El cabello rubio (rubio, pelirrojo) generalmente indica niveles más bajos de eumelanina en la piel y el cuero cabelludo, lo que reduce la protección UV natural de la piel. Un estudio de 2024 en Gene Descubrieron que las personas con cabello rojo o rubio tenían un aumento estadísticamente significativo en melanoma cutáneo y cánceres de queratinocitos en comparación con aquellos con cabello castaño o negro. La mayor elevación del riesgo se observó en las pelirrojas. Los factores ambientales (exposición al sol, uso de protector solar y estilo de vida) modulan este riesgo, pero los datos subrayan la importancia de una fotoprotección diligente para las personas de cabello rubio.
Una cohorte longitudinal de 130.000 participantes monitorizados durante 20 años (Annals of Neurology, 2010) informó una mayor incidencia de Parkinson entre aquellos con cabello más claro. Los participantes pelirrojos mostraron un riesgo dos veces mayor en comparación con sus homólogos de pelo negro. La asociación puede involucrar al gen MC1R, que impulsa la producción de feomelanina y podría influir en las vías de neuromelanina implicadas en la neurodegeneración. Si bien la causalidad aún no se ha demostrado, la correlación sugiere que la pigmentación del cabello es un marcador potencial de la susceptibilidad al Parkinson.
Las pelirrojas parecen más sensibles a ciertas modalidades de dolor. Un estudio de 2009 en el Revista de la Asociación Dental Americana demostró que las personas pelirrojas tenían el doble de probabilidades de evitar el tratamiento dental debido a una mayor ansiedad por el dolor. Asimismo, una investigación de anestesiología realizada en 2004 encontró que los pacientes pelirrojos necesitaban aproximadamente un 19% más de anestesia durante la cirugía. La variante MC1R, común en las pelirrojas, puede modular la señalización nociceptiva, aunque se necesita más investigación.
El envejecimiento prematuro (el cabello se vuelve blanco antes de los 20 años en los caucásicos, 25 en los asiáticos y 30 en los africanos) a menudo indica estrés oxidativo sistémico. Un estudio de 2021 en la Revista macedonia de ciencias médicas de acceso abierto relacionaron una alta carga de radicales libres con las primeras canas. Los alimentos ricos en antioxidantes (tomates, remolachas, verduras de hojas verdes, nueces, semillas, pescado graso) pueden ayudar a neutralizar las especies reactivas y potencialmente retrasar el envejecimiento.

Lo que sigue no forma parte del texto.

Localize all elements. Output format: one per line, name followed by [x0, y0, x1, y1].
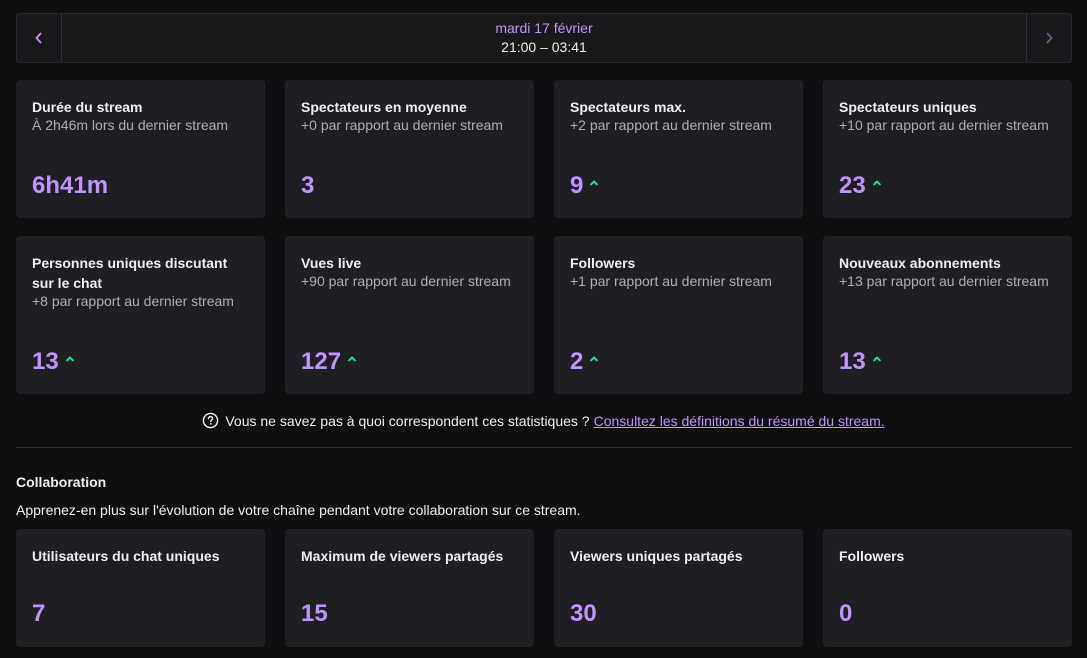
stat-value: 9 [570, 172, 584, 199]
stream-time-range: 21:00 – 03:41 [501, 39, 587, 55]
collab-card-unique-shared-viewers: Viewers uniques partagés 30 [554, 529, 803, 647]
trend-up-icon [347, 356, 357, 362]
stat-title: Vues live [301, 255, 362, 271]
stat-value: 127 [301, 348, 342, 375]
stat-title: Durée du stream [32, 99, 143, 115]
stat-card-average-viewers: Spectateurs en moyenne +0 par rapport au… [285, 80, 534, 218]
section-divider [16, 447, 1072, 448]
previous-stream-button[interactable] [17, 14, 62, 62]
stat-value: 15 [301, 600, 328, 627]
trend-up-icon [65, 356, 74, 362]
stat-title: Followers [570, 255, 636, 271]
collab-card-max-shared-viewers: Maximum de viewers partagés 15 [285, 529, 534, 647]
stream-summary-definitions-link[interactable]: Consultez les définitions du résumé du s… [594, 413, 885, 429]
stat-title: Spectateurs uniques [839, 99, 977, 115]
stat-card-stream-duration: Durée du stream À 2h46m lors du dernier … [16, 80, 265, 218]
collaboration-description: Apprenez-en plus sur l'évolution de votr… [16, 502, 581, 518]
trend-up-icon [590, 180, 599, 186]
stat-comparison: +0 par rapport au dernier stream [301, 117, 503, 133]
collaboration-heading: Collaboration [16, 474, 107, 490]
stat-value: 13 [839, 348, 866, 375]
collab-card-followers: Followers 0 [823, 529, 1072, 647]
stat-value: 2 [570, 348, 584, 375]
next-stream-button[interactable] [1026, 14, 1071, 62]
stats-help-line: Vous ne savez pas à quoi correspondent c… [0, 412, 1087, 429]
stat-comparison: +8 par rapport au dernier stream [32, 293, 234, 309]
stat-card-unique-viewers: Spectateurs uniques +10 par rapport au d… [823, 80, 1072, 218]
stat-title: Followers [839, 548, 905, 564]
stat-value: 30 [570, 600, 597, 627]
collab-card-unique-chat-users: Utilisateurs du chat uniques 7 [16, 529, 265, 647]
stat-card-unique-chatters: Personnes uniques discutant sur le chat … [16, 236, 265, 394]
stream-date: mardi 17 février [495, 20, 593, 36]
stat-card-followers: Followers +1 par rapport au dernier stre… [554, 236, 803, 394]
date-display: mardi 17 février 21:00 – 03:41 [62, 14, 1026, 62]
stat-value: 3 [301, 172, 315, 199]
stat-comparison: +10 par rapport au dernier stream [839, 117, 1049, 133]
stat-card-live-views: Vues live +90 par rapport au dernier str… [285, 236, 534, 394]
chevron-right-icon [1046, 32, 1053, 44]
stat-title: Spectateurs max. [570, 99, 686, 115]
stat-title: Personnes uniques discutant sur le chat [32, 255, 228, 291]
stat-title: Utilisateurs du chat uniques [32, 548, 220, 564]
stat-value: 23 [839, 172, 866, 199]
stat-comparison: +1 par rapport au dernier stream [570, 273, 772, 289]
stat-comparison: +2 par rapport au dernier stream [570, 117, 772, 133]
stat-title: Maximum de viewers partagés [301, 548, 504, 564]
stat-value: 13 [32, 348, 59, 375]
stat-comparison: +13 par rapport au dernier stream [839, 273, 1049, 289]
stat-value: 0 [839, 600, 853, 627]
stat-title: Nouveaux abonnements [839, 255, 1001, 271]
stat-value: 6h41m [32, 172, 109, 199]
stat-card-max-viewers: Spectateurs max. +2 par rapport au derni… [554, 80, 803, 218]
stat-title: Viewers uniques partagés [570, 548, 743, 564]
trend-up-icon [872, 180, 881, 186]
chevron-left-icon [35, 32, 42, 44]
help-text: Vous ne savez pas à quoi correspondent c… [225, 412, 590, 429]
trend-up-icon [872, 356, 881, 362]
stat-card-new-subscriptions: Nouveaux abonnements +13 par rapport au … [823, 236, 1072, 394]
stat-comparison: À 2h46m lors du dernier stream [32, 117, 229, 133]
trend-up-icon [590, 356, 599, 362]
date-navigator: mardi 17 février 21:00 – 03:41 [16, 13, 1072, 63]
stat-value: 7 [32, 600, 46, 627]
stat-comparison: +90 par rapport au dernier stream [301, 273, 511, 289]
stat-title: Spectateurs en moyenne [301, 99, 467, 115]
question-circle-icon [203, 412, 219, 429]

Los datos del Biobanco del Reino Unido (más de 500.000 participantes) revelaron que las personas de cabello oscuro tenían más probabilidades de desarrollar alopecia areata que aquellas con cabello más claro. Las personas con cabello negro y castaño oscuro tenían las probabilidades más altas, mientras que las rubias tenían las más bajas. El mecanismo aún no está claro, pero el patrón resalta el posible papel de la pigmentación en la caída del cabello mediada por el sistema inmunológico.

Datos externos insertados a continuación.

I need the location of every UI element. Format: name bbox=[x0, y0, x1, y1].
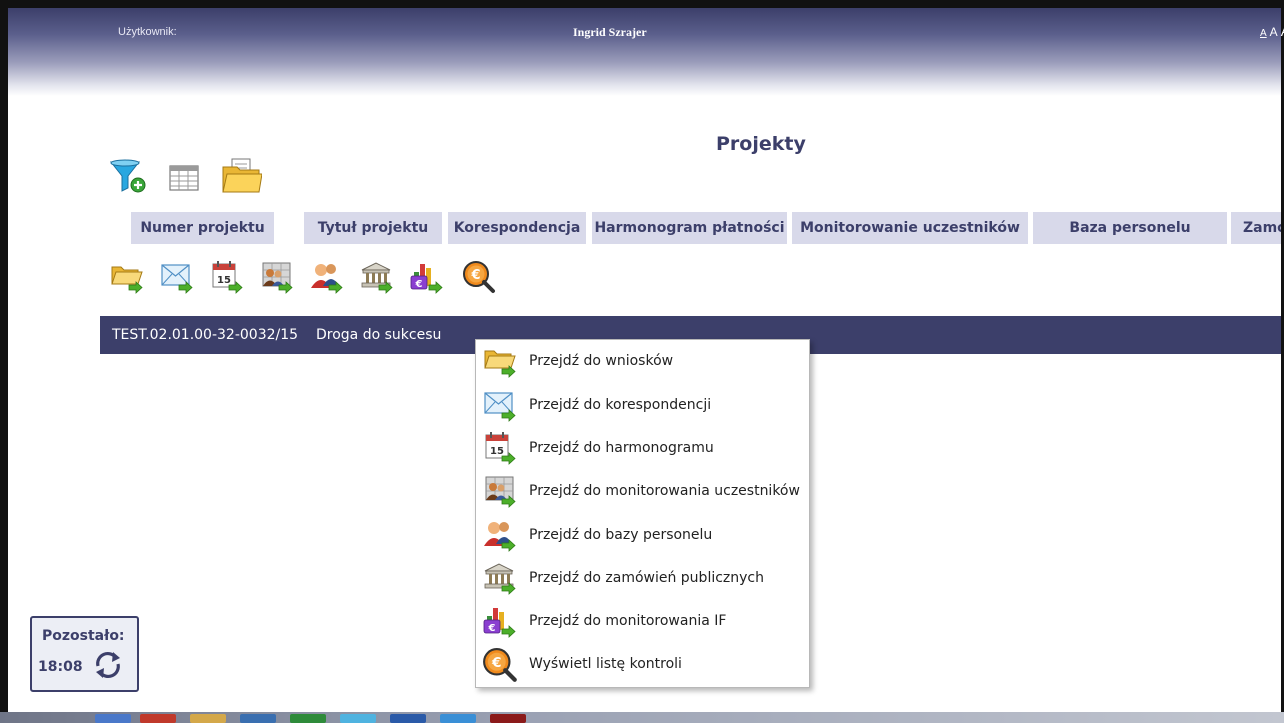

Un estudio de cohorte finlandés de 2013 en el que participaron 20.000 fumadores de entre 50 y 69 años encontró que los hombres pelirrojos tenían un riesgo 50% menor de cáncer de próstata en comparación con los hombres de cabello castaño claro. Los investigadores plantean la hipótesis de que las variantes de MC1R o el metabolismo diferencial de la vitamina D pueden contribuir a este efecto protector, lo que justifica una mayor investigación.
Estos hallazgos demuestran colectivamente que el color del cabello es más que un marcador cosmético; puede reflejar vías genéticas y bioquímicas subyacentes que influyen en la salud. Si bien la pigmentación del cabello por sí sola no es un diagnóstico, ofrece una perspectiva útil para considerar estrategias de prevención personalizadas.